Alternative Übertragungstechniken für analoge Standleitungsverbindungen

Nutzung anderer Übertragungsmedien und Flexibilisierung des Ausbaugrades

(PresseBox) (Backnang, ) Anforderung:
Bestehende analoge Standleitungsverbindungen wurden seitens der Deutschen Telekom zum 30.09.2008 abgekündigt und es bedarf einer kostengünstigen Alternative zur Übertragung fernwirktechnischer Daten in bestehenden Anlagen. Die Übergangszeit zur Ablösung der Standleitungen beträgt ein Jahr. Damit wächst der Druck auf die Betreiber geeignete alternative Übertragungslösungen zu installieren.

EES Lösung:
Das modulare Fernwirksystem MFW ist dabei eine hervorragende Substitution, denn es bietet u.a. zahlreiche Übertragungsmöglichkeiten über die verschiedensten drahtlosen Medien. Als kostengünstigste Lösung steht das anmelde- und gebührenfreie ISM Band im 35 oder 70cm Band zur Verfügung. Über MFW-Funk Systeme lassen sich transparente Übertragungen über relativ grosse Distanzen bis zu 10km bei Sichtverbindung verwirklichen. Dabei können verschiedenste Fernwirkprotokolle wie z.B. IEC 60870-5-101 oder Modbus RTU und Profibus DP und andere sicher übertragen werden. Alternativ zu dieser kostengünstigen Variante stehen auch GPRS-Übertragungen mit dem MFW-System zur Verfügung.
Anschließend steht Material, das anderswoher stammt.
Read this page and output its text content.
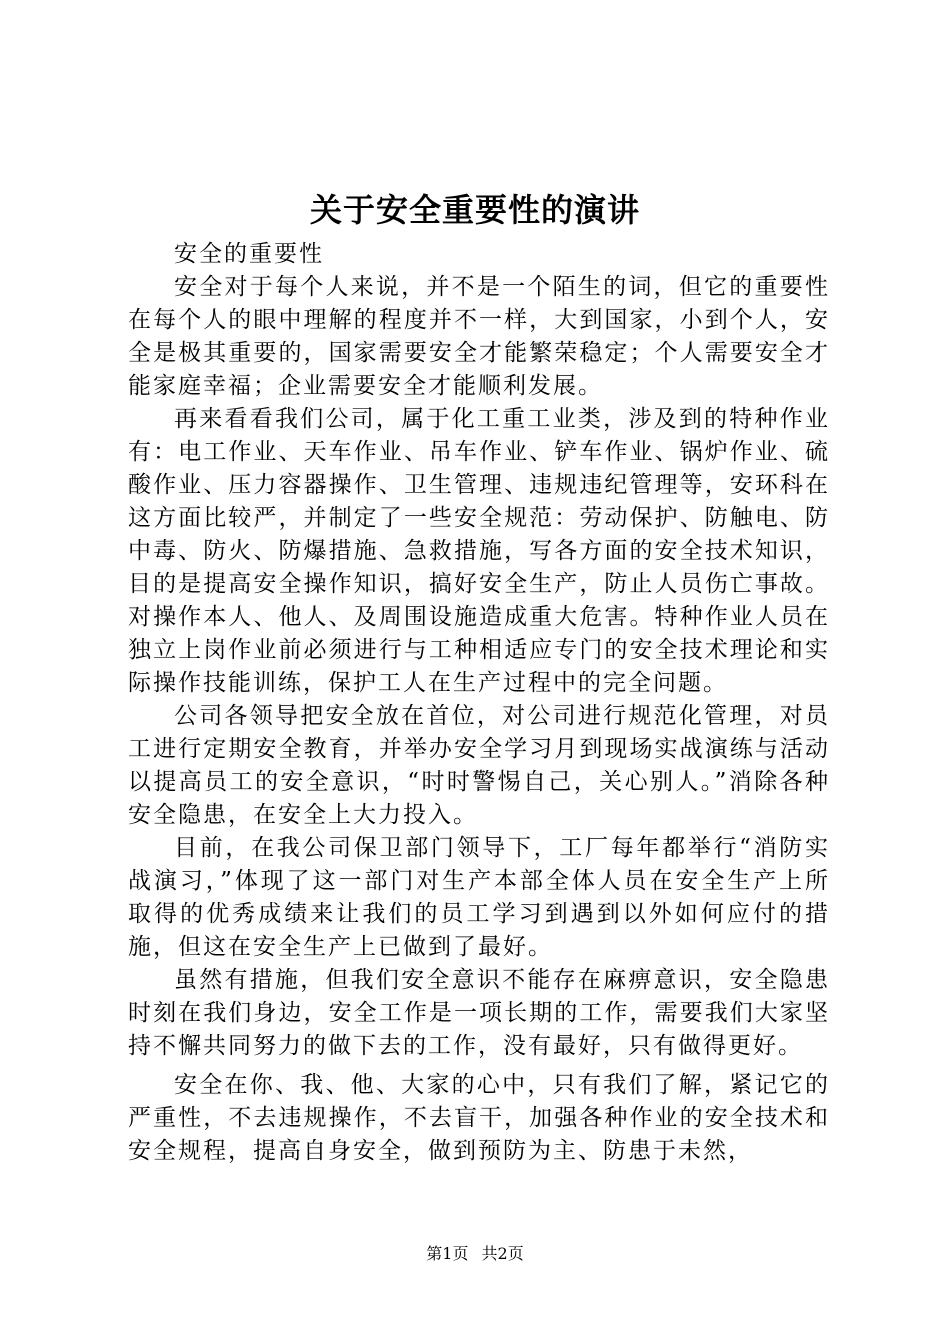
关于安全重要性的演讲

安全的重要性

安全对于每个人来说，并不是一个陌生的词，但它的重要性在每个人的眼中理解的程度并不一样，大到国家，小到个人，安全是极其重要的，国家需要安全才能繁荣稳定；个人需要安全才能家庭幸福；企业需要安全才能顺利发展。

再来看看我们公司，属于化工重工业类，涉及到的特种作业有：电工作业、天车作业、吊车作业、铲车作业、锅炉作业、硫酸作业、压力容器操作、卫生管理、违规违纪管理等，安环科在这方面比较严，并制定了一些安全规范：劳动保护、防触电、防中毒、防火、防爆措施、急救措施，写各方面的安全技术知识，目的是提高安全操作知识，搞好安全生产，防止人员伤亡事故。对操作本人、他人、及周围设施造成重大危害。特种作业人员在独立上岗作业前必须进行与工种相适应专门的安全技术理论和实际操作技能训练，保护工人在生产过程中的完全问题。

公司各领导把安全放在首位，对公司进行规范化管理，对员工进行定期安全教育，并举办安全学习月到现场实战演练与活动以提高员工的安全意识，“时时警惕自己，关心别人。”消除各种安全隐患，在安全上大力投入。

目前，在我公司保卫部门领导下，工厂每年都举行“消防实战演习，”体现了这一部门对生产本部全体人员在安全生产上所取得的优秀成绩来让我们的员工学习到遇到以外如何应付的措施，但这在安全生产上已做到了最好。

虽然有措施，但我们安全意识不能存在麻痹意识，安全隐患时刻在我们身边，安全工作是一项长期的工作，需要我们大家坚持不懈共同努力的做下去的工作，没有最好，只有做得更好。

安全在你、我、他、大家的心中，只有我们了解，紧记它的严重性，不去违规操作，不去盲干，加强各种作业的安全技术和安全规程，提高自身安全，做到预防为主、防患于未然，

第1页 共2页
Dabei werden direkte GPRS Punkt-zu-Punkt Verbindungen unter Verwendung fester IP’s eines Providers aufgebaut. Dieses Medium zeichnet sich durch die quasi beliebigen Reichweiten und beinahe flächendeckende Verfügbarkeit in Deutschland aus. Die benötigte Infrastruktur für die GPRS-Übertragung ist aber im Vergleich zum ISM-Funk aufwendiger und zusätzlich fallen monatliche Gebühren seitens des Netzbetreibers an.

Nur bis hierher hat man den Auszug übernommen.